Software engineering is the discipline of building tools that never ever break. You can build hammers that are infinitely copyable and in effect, infinitely durable. Wow, amazing, that seems like only a good thing! While, in many ways this is great news, it does have some extremely pernicious problems. For sake of illustration, let’s take our hammer analogy to a totally bizarre place.

Let’s imagine that you are in charge of maintaining this special software hammer. Every change you make to your master hammer is duplicated out to every other hammer in existence. Let’s make this analogy even weirder. The earth suddenly gets way colder. Now the business of hammering nails frequently requires that you scrape ice away from the board you’re hammering into.

The genius hammer maintainer that you are thinks “huzzah, we can put a spike on the end of the hammer for scraping away ice! Every carpenter already has a hammer! This is a convenient way to help keep everyone working”. All the carpenters update their infinitely copyable hammer and are suddenly way more productive. They don’t need to switch tools as they work, they don’t need to carry anything else. Ice-pick+hammer: it just works. People give you accolades and are generally pretty thankful for what you, oh great hammer maintainer, just did for them. Wow, treat yourself to some hot chocolate, you’ve earned it.

After some time, the earth returns to its regular temperature and ice-scraping is no longer a part of nail-hammering. The spike we affixed to the hammer is no longer needed.

In the world of physical hammers, this is less of a problem. Over time with use, the old hammers with spikes will break and new hammers without spikes will be sold and replace them.

Here, the world of software tools contains a cruelty that the world of physical tools does not.
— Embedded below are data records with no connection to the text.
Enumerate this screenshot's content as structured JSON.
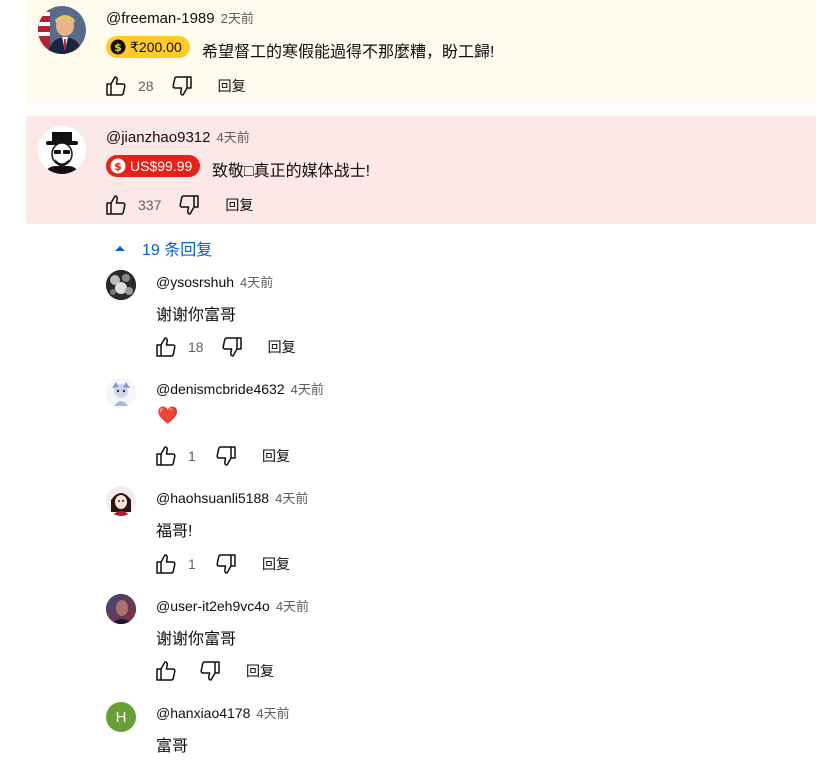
{
  "comments": [
    {
      "author": "@freeman-1989",
      "time": "2天前",
      "superchat": "₹200.00",
      "text": "希望督工的寒假能過得不那麼糟，盼工歸!",
      "likes": "28",
      "reply_label": "回复"
    },
    {
      "author": "@jianzhao9312",
      "time": "4天前",
      "superchat": "US$99.99",
      "text": "致敬□真正的媒体战士!",
      "likes": "337",
      "reply_label": "回复"
    }
  ],
  "replies_toggle": "19 条回复",
  "replies": [
    {
      "author": "@ysosrshuh",
      "time": "4天前",
      "text": "谢谢你富哥",
      "likes": "18",
      "reply_label": "回复"
    },
    {
      "author": "@denismcbride4632",
      "time": "4天前",
      "text": "❤️",
      "likes": "1",
      "reply_label": "回复"
    },
    {
      "author": "@haohsuanli5188",
      "time": "4天前",
      "text": "福哥!",
      "likes": "1",
      "reply_label": "回复"
    },
    {
      "author": "@user-it2eh9vc4o",
      "time": "4天前",
      "text": "谢谢你富哥",
      "likes": "",
      "reply_label": "回复"
    },
    {
      "author": "@hanxiao4178",
      "time": "4天前",
      "text": "富哥",
      "avatar_letter": "H",
      "likes": "",
      "reply_label": "回复"
    }
  ],
  "colors": {
    "superchat_yellow_bg": "#fffbee",
    "superchat_red_bg": "#fde8e8",
    "chip_yellow": "#ffca28",
    "chip_red": "#e62117",
    "link_blue": "#065fd4"
  }
}
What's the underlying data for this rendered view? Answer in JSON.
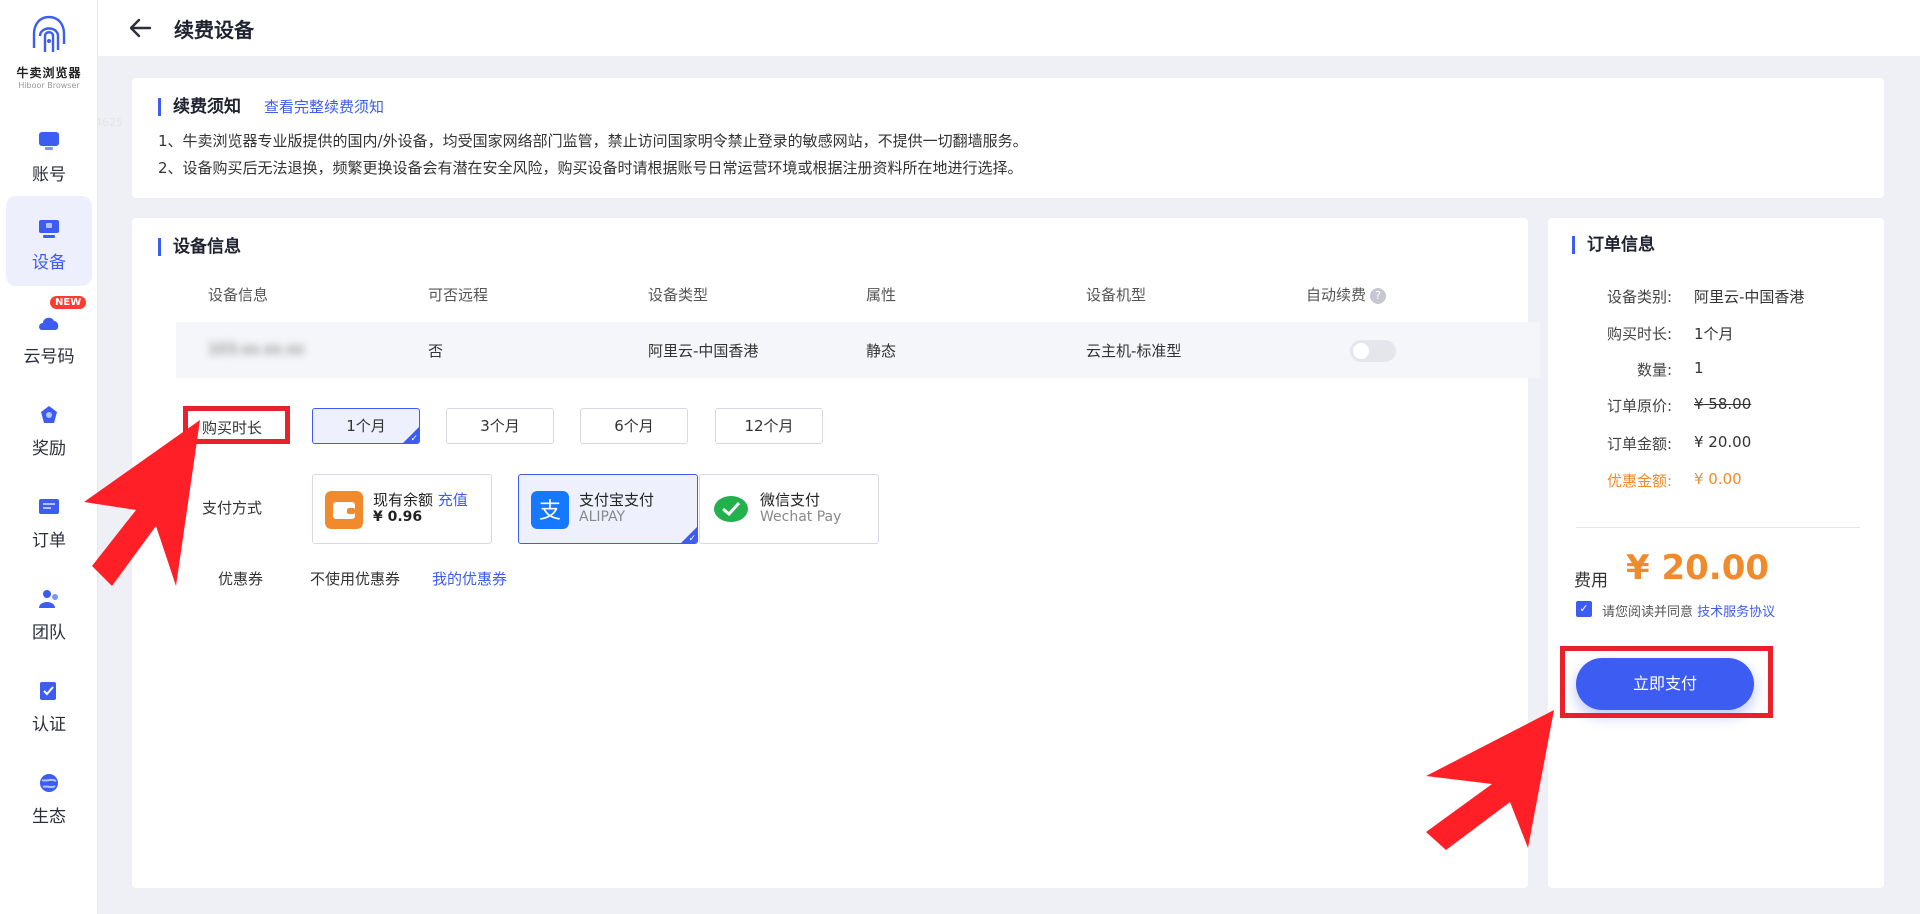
{
  "brand": {
    "name_cn": "牛卖浏览器",
    "name_en": "Hiboor Browser"
  },
  "sidebar": {
    "items": [
      {
        "label": "账号",
        "icon": "account-icon",
        "active": false
      },
      {
        "label": "设备",
        "icon": "device-icon",
        "active": true
      },
      {
        "label": "云号码",
        "icon": "cloud-number-icon",
        "active": false,
        "badge": "NEW"
      },
      {
        "label": "奖励",
        "icon": "reward-icon",
        "active": false
      },
      {
        "label": "订单",
        "icon": "order-icon",
        "active": false
      },
      {
        "label": "团队",
        "icon": "team-icon",
        "active": false
      },
      {
        "label": "认证",
        "icon": "verify-icon",
        "active": false
      },
      {
        "label": "生态",
        "icon": "ecosystem-icon",
        "active": false
      }
    ]
  },
  "header": {
    "title": "续费设备"
  },
  "notice": {
    "title": "续费须知",
    "link": "查看完整续费须知",
    "lines": [
      "1、牛卖浏览器专业版提供的国内/外设备，均受国家网络部门监管，禁止访问国家明令禁止登录的敏感网站，不提供一切翻墙服务。",
      "2、设备购买后无法退换，频繁更换设备会有潜在安全风险，购买设备时请根据账号日常运营环境或根据注册资料所在地进行选择。"
    ]
  },
  "device": {
    "title": "设备信息",
    "columns": [
      "设备信息",
      "可否远程",
      "设备类型",
      "属性",
      "设备机型",
      "自动续费"
    ],
    "row": {
      "info": "103.xx.xx.xx",
      "remote": "否",
      "type": "阿里云-中国香港",
      "attr": "静态",
      "model": "云主机-标准型"
    },
    "auto_renew": false,
    "duration_label": "购买时长",
    "durations": [
      "1个月",
      "3个月",
      "6个月",
      "12个月"
    ],
    "selected_duration": "1个月",
    "payment_label": "支付方式",
    "payments": {
      "balance": {
        "title": "现有余额",
        "recharge": "充值",
        "amount": "¥ 0.96"
      },
      "alipay": {
        "title": "支付宝支付",
        "sub": "ALIPAY",
        "selected": true
      },
      "wechat": {
        "title": "微信支付",
        "sub": "Wechat Pay"
      }
    },
    "coupon_label": "优惠券",
    "coupon_value": "不使用优惠券",
    "coupon_link": "我的优惠券"
  },
  "order": {
    "title": "订单信息",
    "rows": [
      {
        "k": "设备类别:",
        "v": "阿里云-中国香港"
      },
      {
        "k": "购买时长:",
        "v": "1个月"
      },
      {
        "k": "数量:",
        "v": "1"
      },
      {
        "k": "订单原价:",
        "v": "¥ 58.00"
      },
      {
        "k": "订单金额:",
        "v": "¥ 20.00"
      },
      {
        "k": "优惠金额:",
        "v": "¥ 0.00"
      }
    ],
    "fee_label": "费用",
    "fee_value": "¥ 20.00",
    "agree_text": "请您阅读并同意",
    "agree_link": "技术服务协议",
    "pay_button": "立即支付"
  },
  "colors": {
    "accent": "#3c5cf2",
    "orange": "#f08a2c",
    "highlight": "#e8212a"
  }
}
Our software hammers with spikes will never break. There is no natural point to replace them and get rid of their needless features. New carpenters will start hammering nails and be baffled and annoyed by this prodigious protrusion. Soon enough, frustrated carpenters will start contacting you about removing it posthaste. Many of them are very upset and some are actually getting injured by the spike. Why did you even add the spike? Maybe you shouldn’t have done that. Idiot.

The analogy is definitely absurd but the phenomenon it illustrates occurs frequently in software. Because there is no natural and obvious way to remove old functionality, the functionality can far outlast the problem it existed to solve. And, as time passes, the initial problem will be forgotten and the superfluous functionality can become frustrating.

Some carpenters may still rely on the spike. Removing the spike will make them upset that you’ve broken their tool. But other carpenters are getting injured and are rightfully annoyed. No matter what, someone is going to be unhappy about what you decide to do.

This hammers-with-spikes phenomenon can be demoralizing if you work on software projects for long enough. Old decisions that looked lovely by the light of yesterday’s requirements will appear hideous in the bright glow of today’s needs.

There are many strategies employed in the wild for dealing with this hammers-with-spikes problem: among them are semantic versioning, deprecating features, and judicious adherence to the unix philosophy. I would add that dealing with this phenomenon requires patience and curiosity on the part of the users of software tools. Every piece of software is a work in progress, bogged down to some degree by its history and it is useful to understand why some hammers have spikes.